Most important risks/adverse events:
- More likely to cause cardiovascular adverse events (bradyarrhythmias and atrioventricular blocks);
- Interacts with a greater number of medications;
- More likely to cause ocular adverse events (macular edema).
Bradyarrhythmias and atrioventricular blocks (patients should be observed for six hours after the first dose; risk factors include existing cardiovascular disorders [e.g., congestive heart failure] and use of a beta-blocker, calcium channel blocker, and/or Class Ia or Class III antiarrhythmic agent); infection (treatment should not be initiated in patients with active acute or chronic infections; risk is increased in patients taking other agents that suppress immune function); macular edema (patients with diabetes or a history of uveitis are at increased risk); elevations in liver transaminases; baseline or recent electrocardiogram, ophthalmologic exam, liver function tests, and blood pressure should be evaluated prior to starting treatment and during treatment as clinically indicated; decrease in certain pulmonary function tests (forced expiratory volume over one second [FEV1]); administration of live attenuated vaccines should be avoided during treatment and for two months after stopping treatment; patients who have never had chickenpox or have not been vaccinated against varicella zoster virus (VZV) should be tested for antibodies to VZV (vaccination should be considered for patients who are antibody-negative, prior to initiating treatment with fingolimod); exposure is increased in patients with severe hepatic impairment and treatment must be closely monitored; exposure is increased by the concurrent use of ketoconazole; may cause fetal harm (Pregnancy Category C) and women of childbearing potential should use contraception during and for two months after stopping treatment.
Most common adverse events:
Headache (25%), influenza (13%), back pain (12%), diarrhea (12%), cough (10%), hypertension (5%), liver transaminase (ALT/AST) elevations (14%).
0.5 mg once a day; patients should be observed for six hours after the first dose to monitor for bradycardia.
Capsules - 0.5 mg.
Fingolimod is metabolized by sphingosine kinase to its active metabolite, fingolimod phosphate. It is designated as a sphingosine 1-phosphate receptor modulator and binds with high affinity to sphingosine 1-phosphate receptors 1, 3, 4, and 5. Fingolimod phosphate blocks the capacity of lymphocytes to egress from lymph nodes, thereby reducing the number of lymphocytes in peripheral blood that are available for migration into the central nervous system. Its unique mechanism of action and effectiveness following oral administration are advantages over the interferon beta and glatiramer acetate (Copaxone) products that must be administered parenterally.

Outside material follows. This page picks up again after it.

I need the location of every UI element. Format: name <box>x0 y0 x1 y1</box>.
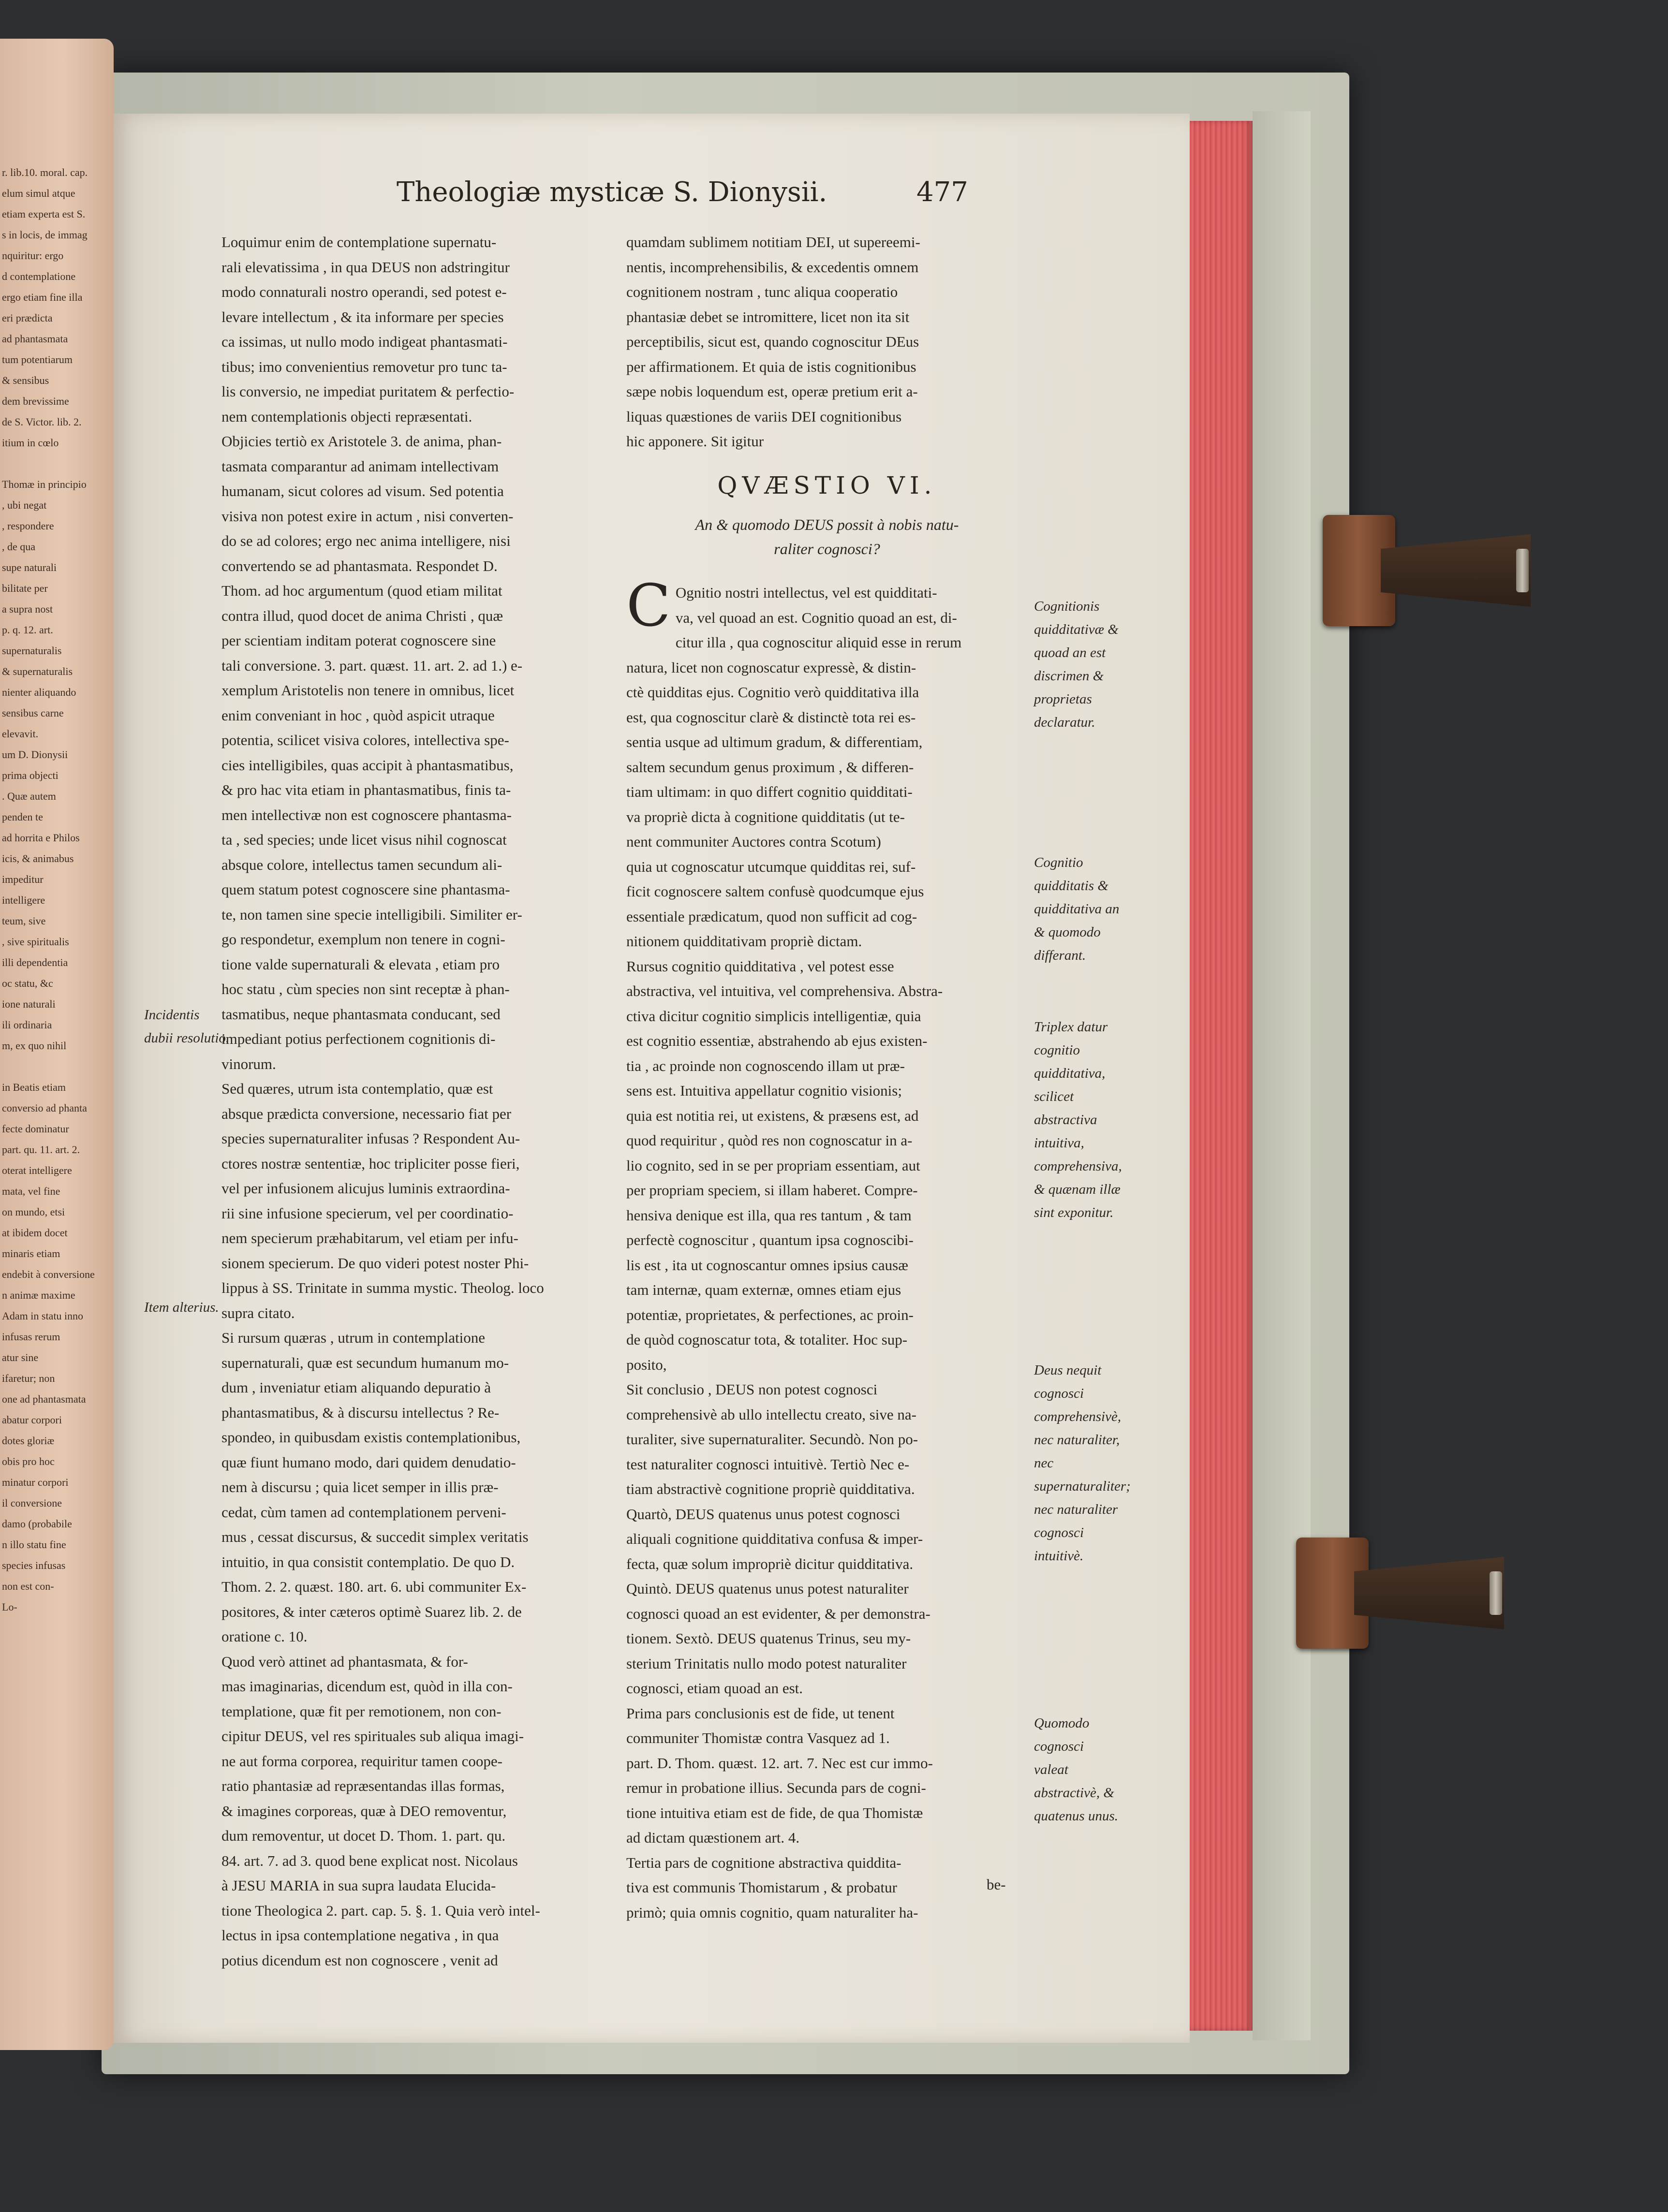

In a placebo-controlled study, the annualized relapse rates for patients treated with fingolimod and placebo were 0.18 and 0.40, respectively, and the percentages of patients without relapse were 70% and 46%, respectively. In a study in which fingolimod was compared against interferon beta-1a, the annualized relapse rates were 0.16 and 0.33 and the percentages of patients without relapse were 83% and 70%, respectively. In MRI evaluations, the mean number of new or newly enlarging T2 lesions was lower in patients treated with fingolimod in both studies.

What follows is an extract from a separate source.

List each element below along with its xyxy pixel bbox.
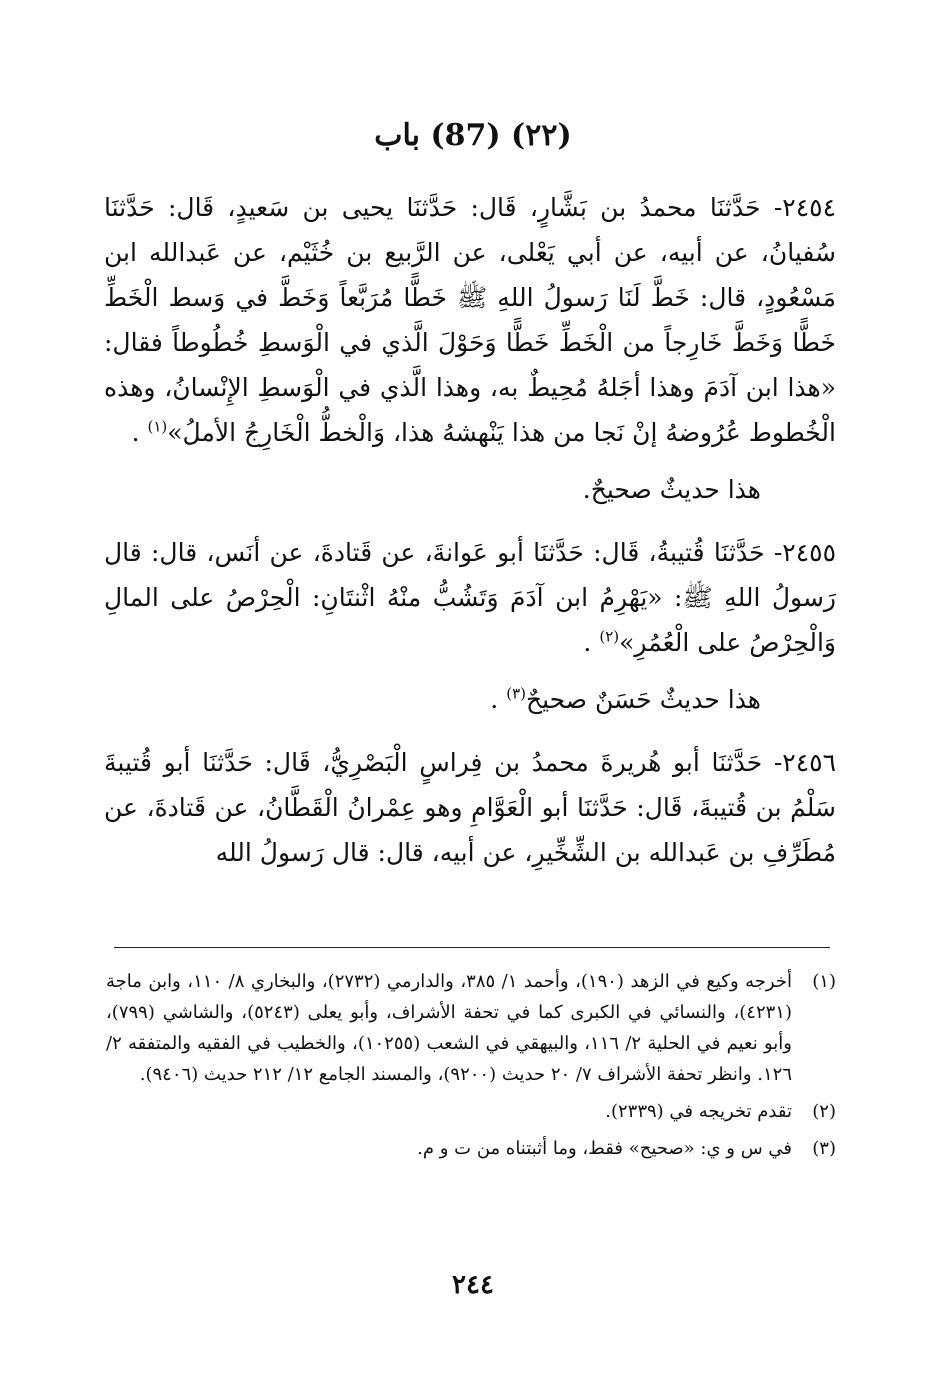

Following the administration of the first dose, a decrease in heart rate starts within an hour and is maximal (a mean decrease of approximately 13 beats per minute) at approximately six hours. All patients should be observed for a period of six hours following the first dose. With continuing use the heart rate returns to baseline within a month. Because the action of fingolimod results in a reversible sequestration of lymphocytes in lymphoid tissues, there is a dose-dependent reduction in the peripheral lymphocyte count to 20-30% of baseline values, resulting in an increased risk of infection.
When treatment with fingolimod is discontinued, some of the drug persists in the system and its action continues for up to two months following the last dose, including decreased blood lymphocyte counts.